One such company is Hesto Harnesses, in which Metair has a 75% stake. This company will supply the full spectrum of wire harnesses to a range of new customers.
“This could see Metair add some 3 200 employees, with a capital investment of approximately R500-million, securing turnover of between R12-billion and R14-billion over the planned model life period of seven years,” said Loock on Wednesday as he announced the group’s results for the year ended December 31.
Metair’s associate company Valeo SA has also secured the manufacture and supply of heat, ventilation and cooling modules from the Mercedes-Benz plant in the Eastern Cape, for “much higher than the current units [produced] in East London, from April 2021”.
Metair on Wednesday announced a 9.4% increase in revenue to R11.2-billion, with operating profit inching up 0.9%.
Operating profit from the Automotive Components Vertical increased by 5.7%, with the Energy Storage Vertical seeing a 3.7% decline.

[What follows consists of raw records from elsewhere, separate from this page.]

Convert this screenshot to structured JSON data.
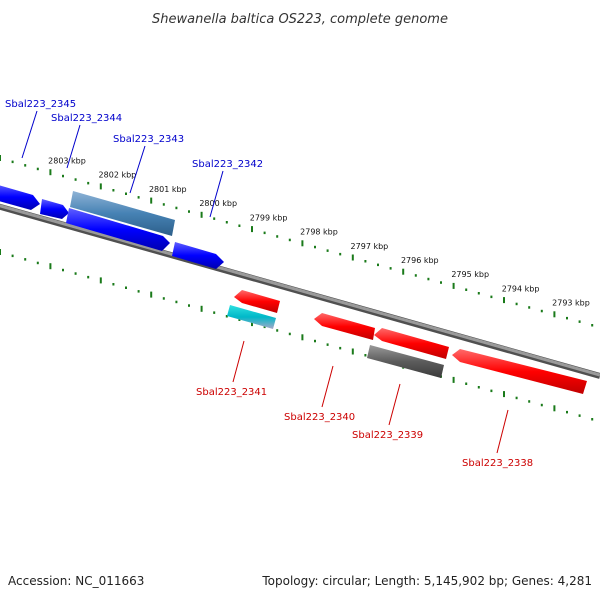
{
  "title": "Shewanella baltica OS223, complete genome",
  "footer": {
    "accession": "Accession: NC_011663",
    "topology": "Topology: circular; Length: 5,145,902 bp; Genes: 4,281"
  },
  "colors": {
    "forward_gene": "#0000ff",
    "reverse_gene": "#ff0000",
    "rna_gene": "#4682b4",
    "pseudo_gene": "#606060",
    "forward_label": "#0000cc",
    "reverse_label": "#cc0000",
    "scale_ticks": "#1a7a1a",
    "backbone": "#808080"
  },
  "scale": {
    "unit": "kbp",
    "labels": [
      "2803 kbp",
      "2802 kbp",
      "2801 kbp",
      "2800 kbp",
      "2799 kbp",
      "2798 kbp",
      "2797 kbp",
      "2796 kbp",
      "2795 kbp",
      "2794 kbp",
      "2793 kbp"
    ]
  },
  "forward_genes": [
    {
      "label": "Sbal223_2345",
      "type": "cds"
    },
    {
      "label": "Sbal223_2344",
      "type": "cds"
    },
    {
      "label": "Sbal223_2343",
      "type": "rna"
    },
    {
      "label": "Sbal223_2342",
      "type": "cds"
    }
  ],
  "reverse_genes": [
    {
      "label": "Sbal223_2341",
      "type": "cds"
    },
    {
      "label": "Sbal223_2340",
      "type": "cds"
    },
    {
      "label": "Sbal223_2339",
      "type": "pseudo"
    },
    {
      "label": "Sbal223_2338",
      "type": "cds"
    }
  ]
}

Profitability in the energy vertical was impacted by subdued conditions in Romania, difficult export contracts out of Turkey and lower industrial demand in South Africa.
Cash generation improved to R1.2-billion.

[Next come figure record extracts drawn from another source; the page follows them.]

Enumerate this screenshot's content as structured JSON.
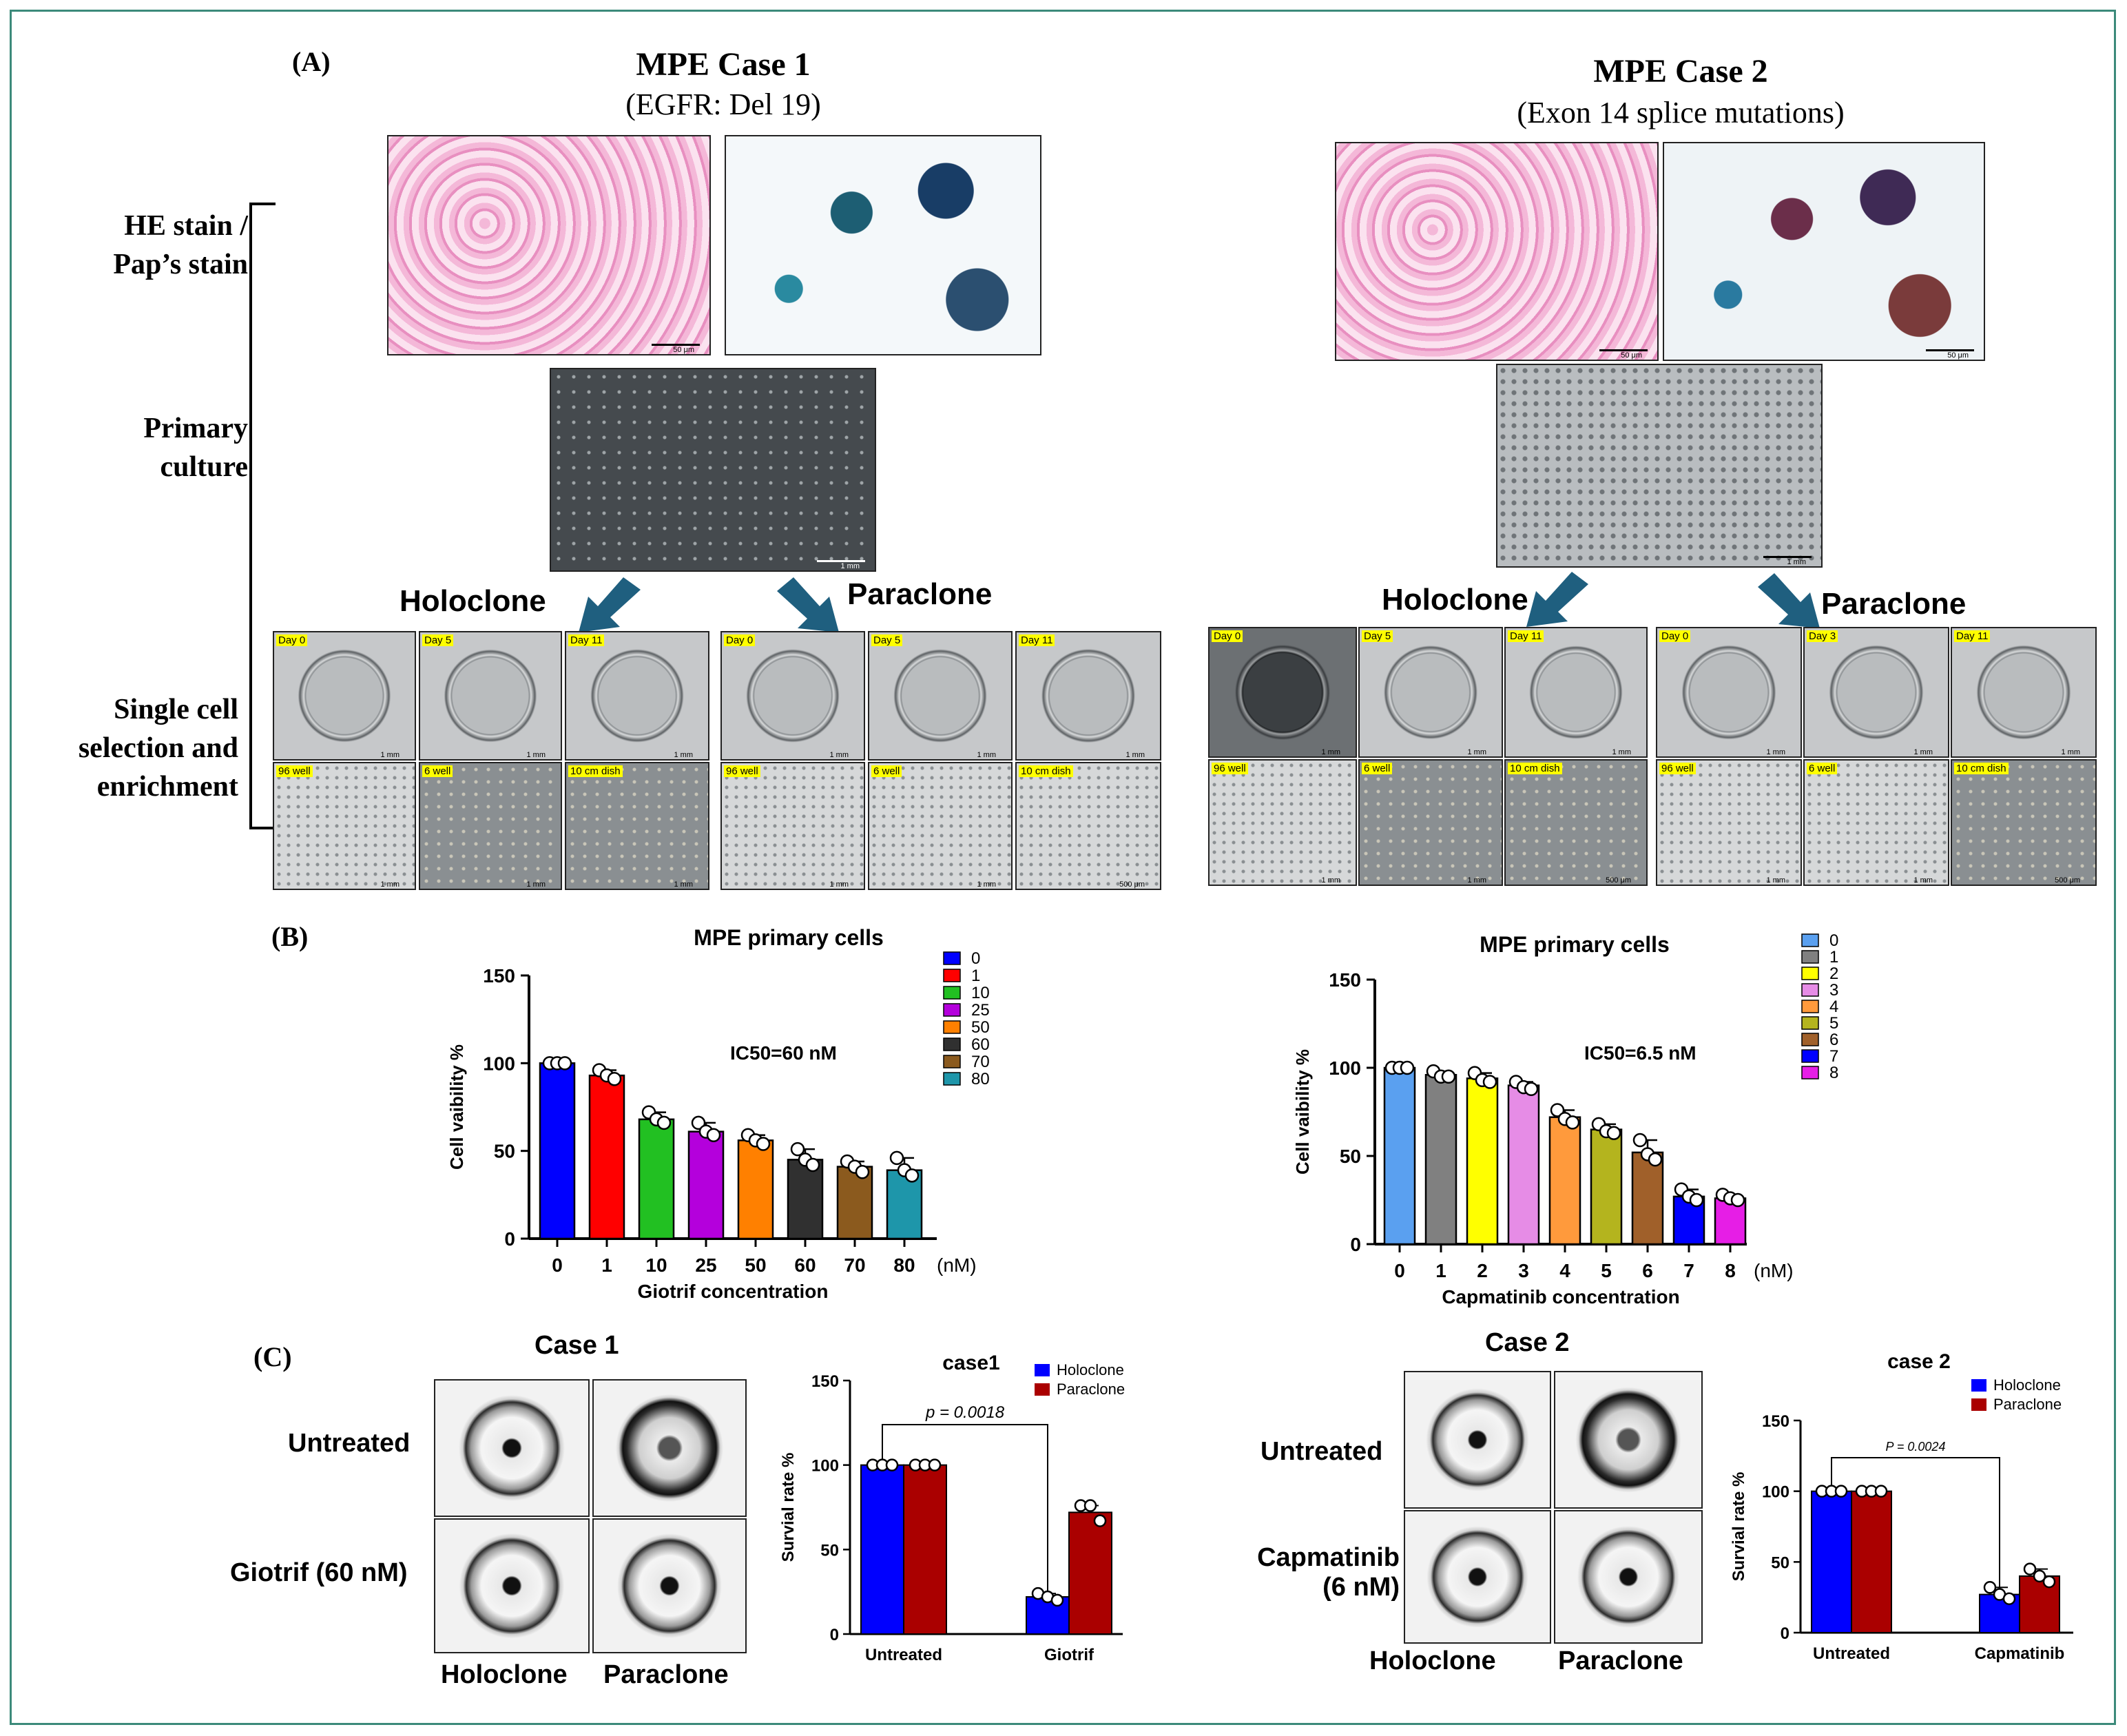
{
  "panel_A": {
    "letter": "(A)",
    "case1": {
      "title": "MPE Case 1",
      "subtitle": "(EGFR: Del 19)"
    },
    "case2": {
      "title": "MPE Case 2",
      "subtitle": "(Exon 14 splice mutations)"
    },
    "side_labels": {
      "stain_line1": "HE stain /",
      "stain_line2": "Pap’s stain",
      "primary_line1": "Primary",
      "primary_line2": "culture",
      "single_line1": "Single cell",
      "single_line2": "selection and",
      "single_line3": "enrichment"
    },
    "holoclone": "Holoclone",
    "paraclone": "Paraclone",
    "scale_50um": "50 μm",
    "scale_1mm": "1 mm",
    "scale_500um": "500 μm",
    "tags": {
      "day0": "Day 0",
      "day3": "Day 3",
      "day5": "Day 5",
      "day11": "Day 11",
      "well96": "96 well",
      "well6": "6 well",
      "dish10": "10 cm dish"
    }
  },
  "panel_B": {
    "letter": "(B)",
    "unit": "(nM)",
    "ic50_case1": "IC50=60 nM",
    "ic50_case2": "IC50=6.5 nM"
  },
  "panel_C": {
    "letter": "(C)",
    "case1_title": "Case 1",
    "case2_title": "Case 2",
    "untreated": "Untreated",
    "giotrif_60": "Giotrif (60 nM)",
    "capmatinib_line1": "Capmatinib",
    "capmatinib_line2": "(6 nM)",
    "holoclone": "Holoclone",
    "paraclone": "Paraclone",
    "pval_case1": "p = 0.0018",
    "pval_case2": "P = 0.0024"
  },
  "chart_data": [
    {
      "type": "bar",
      "title": "MPE primary cells",
      "xlabel": "Giotrif concentration",
      "ylabel": "Cell vaibility %",
      "categories": [
        "0",
        "1",
        "10",
        "25",
        "50",
        "60",
        "70",
        "80"
      ],
      "values": [
        100,
        93,
        68,
        61,
        56,
        45,
        41,
        39
      ],
      "points": [
        [
          100,
          100,
          100
        ],
        [
          96,
          93,
          91
        ],
        [
          72,
          68,
          66
        ],
        [
          66,
          61,
          59
        ],
        [
          59,
          56,
          54
        ],
        [
          51,
          45,
          42
        ],
        [
          44,
          41,
          38
        ],
        [
          46,
          39,
          36
        ]
      ],
      "colors": [
        "#0000ff",
        "#ff0000",
        "#22c022",
        "#b400dc",
        "#ff8000",
        "#303030",
        "#8b5a1e",
        "#1e96aa"
      ],
      "legend": [
        "0",
        "1",
        "10",
        "25",
        "50",
        "60",
        "70",
        "80"
      ],
      "ylim": [
        0,
        150
      ],
      "yticks": [
        "0",
        "50",
        "100",
        "150"
      ],
      "unit": "(nM)",
      "annotation": "IC50=60 nM"
    },
    {
      "type": "bar",
      "title": "MPE primary cells",
      "xlabel": "Capmatinib concentration",
      "ylabel": "Cell vaibility %",
      "categories": [
        "0",
        "1",
        "2",
        "3",
        "4",
        "5",
        "6",
        "7",
        "8"
      ],
      "values": [
        100,
        96,
        94,
        90,
        72,
        65,
        52,
        27,
        26
      ],
      "points": [
        [
          100,
          100,
          100
        ],
        [
          98,
          95,
          95
        ],
        [
          97,
          93,
          92
        ],
        [
          92,
          89,
          88
        ],
        [
          76,
          71,
          69
        ],
        [
          68,
          64,
          63
        ],
        [
          59,
          51,
          48
        ],
        [
          31,
          27,
          25
        ],
        [
          28,
          26,
          25
        ]
      ],
      "colors": [
        "#5aa0f0",
        "#808080",
        "#ffff00",
        "#e68ce6",
        "#ff9a3c",
        "#b4b41e",
        "#a0602a",
        "#0000ff",
        "#e61ee6"
      ],
      "legend": [
        "0",
        "1",
        "2",
        "3",
        "4",
        "5",
        "6",
        "7",
        "8"
      ],
      "ylim": [
        0,
        150
      ],
      "yticks": [
        "0",
        "50",
        "100",
        "150"
      ],
      "unit": "(nM)",
      "annotation": "IC50=6.5 nM"
    },
    {
      "type": "bar",
      "title": "case1",
      "xlabel": "",
      "ylabel": "Survial rate %",
      "categories": [
        "Untreated",
        "Giotrif"
      ],
      "series": [
        {
          "name": "Holoclone",
          "color": "#0000ff",
          "values": [
            100,
            22
          ],
          "points": [
            [
              100,
              100,
              100
            ],
            [
              24,
              22,
              20
            ]
          ]
        },
        {
          "name": "Paraclone",
          "color": "#aa0000",
          "values": [
            100,
            72
          ],
          "points": [
            [
              100,
              100,
              100
            ],
            [
              76,
              76,
              67
            ]
          ]
        }
      ],
      "ylim": [
        0,
        150
      ],
      "yticks": [
        "0",
        "50",
        "100",
        "150"
      ],
      "annotation": "p = 0.0018"
    },
    {
      "type": "bar",
      "title": "case 2",
      "xlabel": "",
      "ylabel": "Survial rate %",
      "categories": [
        "Untreated",
        "Capmatinib"
      ],
      "series": [
        {
          "name": "Holoclone",
          "color": "#0000ff",
          "values": [
            100,
            27
          ],
          "points": [
            [
              100,
              100,
              100
            ],
            [
              32,
              27,
              24
            ]
          ]
        },
        {
          "name": "Paraclone",
          "color": "#aa0000",
          "values": [
            100,
            40
          ],
          "points": [
            [
              100,
              100,
              100
            ],
            [
              45,
              40,
              36
            ]
          ]
        }
      ],
      "ylim": [
        0,
        150
      ],
      "yticks": [
        "0",
        "50",
        "100",
        "150"
      ],
      "annotation": "P = 0.0024"
    }
  ]
}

Turnover from the Automotive Component Vertical increased by 11.3% to R5.6-billion on improved volumes, supported by exports and the continued expansion and deepening of localisation.
The Energy Storage Vertical saw revenue growth of 7.4% to R6.9-billion, also largely on the back of increased volumes. This was supported by a strong local aftermarket that contributed to an improved performance from First National Battery.
“Our lithium-ion production line in Romania delivered its first battery cells with official production set to begin in the second quarter of 2020,” noted Loock.
Unbundle or Sell
The Metair board believed that a managed separation of the group’s two verticals “could unlock significant value and should be investigated”, noted Loock.
“Our lead acid battery business remains relevant and we are lithium-ion technology ready, meaning that we can capitalise on this opportunity.
“On the other hand, excellent automotive industrial policy clarity has built [vehicle manufacturer] confidence and led to record investment in South Africa.
“Metair is already a beneficiary of much of that investment, and we are well placed to continue supporting African exports and localisation requirements, which will underpin our growth in coming years.”
Loock said Metair’s two businesses were at different stages in their growth cycles, requiring different strategic responses and support structures.
“We are testing the market to see if there is interest. We are valuing our energy vertical, and if the value proposition is right, the board said it would consider separating or selling the energy vertical.”
Trading for the current financial year has been affected by a number of external factors, including labour disruption at the Toyota plant, in Durban, as well as declines in new-vehicle sales and exports – now exacerbated by the Covid-19 pandemic.
“Looking ahead, our focus is on managing what is within our control in delivering against each vertical’s core strategies,” said Loock.
“The outbreak of Covid-19 will reshape the way business operates.
“Government and the private sector need to work together to develop response plans that allow industry to continue operating while safeguarding public health.
“Metair is in a position to adapt quickly and we have the infrastructure and resources available to keep our employees safe while helping to control the spread of the pandemic.”
Loock added that the planned investments in the Automotive Components Vertical would strengthen Metair’s position as “the shift towards localisation accelerates in light of the inevitable structural global trade disruptions resulting from Covid-19.”